Tunisie : que représente Habib Bourguiba pour les moins de 20 ans ?

Par - à Tunis

Une statue de Habib Bourguiba dans la ville de la Goulette, dont le retour à été annoncé au centre-ville de Tunis. © M.Rais/CC/Wikimedia Commons

Le 6 avril 2000 Habib Bourguiba décédait, douze ans après avoir été écarté du pouvoir par le général Ben Ali. Paradoxalement, depuis la révolution de 2011, le père de la Tunisie moderne n’a jamais été plus présent et prétexte à controverse.

Pour le courant destourien, Habib Bourguiba est le symbole d’une Tunisie ancrée dans son temps. Au point qu’en revenant en politique Béji Caïd Essebsi, actuel président de la République, a repris à son compte un lexique bourguibien.

Nul ne peut nier son héritage. Le Code du statut personnel (CSP) qui donne de larges droits aux femmes, une politique misant sur l’éducation et la lutte contre l’analphabétisme, la santé et le contrôle des naissances, la culture et des positions diplomatiques tranchées − notamment sur la Palestine −, sont les fondamentaux sur lesquels repose la Tunisie post indépendance.

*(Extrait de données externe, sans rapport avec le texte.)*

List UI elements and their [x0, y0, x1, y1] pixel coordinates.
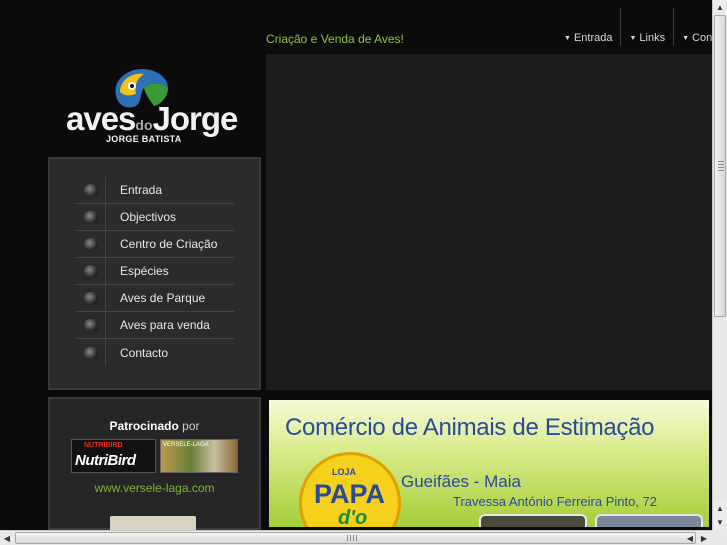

Ce legs, mal géré par Ben Ali, est depuis 2011 mis à mal par le conservatisme émergent et la perte d’autorité de l’État. Mais la génération Bourguiba continue de s’en réclamer.

Pas d’unanimité 

Ceci dit, le « Combattant suprême » ne fait pas toujours l’unanimité, au contraire : l’Instance vérité et dignité (IVD), en charge de la justice transitionnelle et dont les travaux doivent aboutir à une réconciliation nationale, rebat notamment les cartes du passé en voulant établir les exactions commises sur la période de 1955 à 2013.

Cette démarche a ouvert des plaies et des souvenirs et fait, sans le dire, le procès de Bourguiba en revenant notamment sur sa rivalité avec Salah Ben Youssef au sein du Néo Destour, son rapport aux mouvements de gauche et aux islamistes.

Une lecture partiale qui fait de Bourguiba un intrigant de la politique, qui aurait écarté ses opposants par tous les moyens. Le « leader », comme le désignent encore les Tunisiens, avait la personnalité d’un autocrate et a effectivement refusé l’instauration d’une démocratie et d’une alternance politique. Mais 29 ans après qu’il ait quitté le pouvoir, il ne laisse personne indifférent.

La génération née après sa mort est aujourd’hui en âge de voter, que représente pour elle Bourguiba ?

« C’est une statue équestre ! »

« Bourguiba ? C’est une statue équestre et une avenue ! » lance goguenard, Aymen Fathallah, un bachelier de 19 ans qui précise : « C’est comme un parent lointain, haï par les uns, adulé par les autres mais je ne retiens de lui que ce que disent les manuels scolaires. »

Sa camarade de classe, Maram Belakhal, 18 ans, s’insurge : « Il a donné la liberté aux femmes, sans lui nous serions sous tutelle comme dans certains pays arabes. »

Nous, c’est la génération révolution, nos parents sont la génération Ben Ali, et nos grands parents la génération Bourguiba.

« Nous, c’est la génération révolution, nos parents sont celle de Ben Ali et nos grands parents celle de Bourguiba » assène Amine, un jeune déscolarisé. Comme lui, beaucoup peinent à cerner l’apport du « père de la nation » et estiment obsolète de se référer à cette figure.

« Quand Ben Ali est parti, j’avais 12 ans, je ne me souviens que peu de lui et de ce qu’il a fait, alors que dire de Bourguiba ! Il est dans notre histoire mais ce qui m’intéresse c’est mon avenir » affirme Sameh, en recherche d’emploi, tandis que Tahar, 20 ans, étudiants ingénieur, fustige l’icône de l’indépendance : « Il a voulu nous éloigner de l’islam et faire un pays à son image sans y réussir ; aujourd’hui nous sommes d’abord musulmans. »

Il est dans notre histoire mais ce qui m’intéresse, c’est mon avenir.

« Plus personne ne parlait de Bourguiba sous Ben Ali ; il a été remis à la mode comme un objet vintage qui n’évoque plus grand chose », conclut Sarah, élève d’un lycée privé.

Malgré une abondante littérature et les fréquentes évocations dans les médias de sa contribution à l’émergence de la Tunisie, Habib Bourguiba représente semble-t-il un temps révolu et souvent méconnu des jeunes Tunisiens ; l’oubli, la pire des sentences pour celui qui a ouvert la Tunisie à la modernité.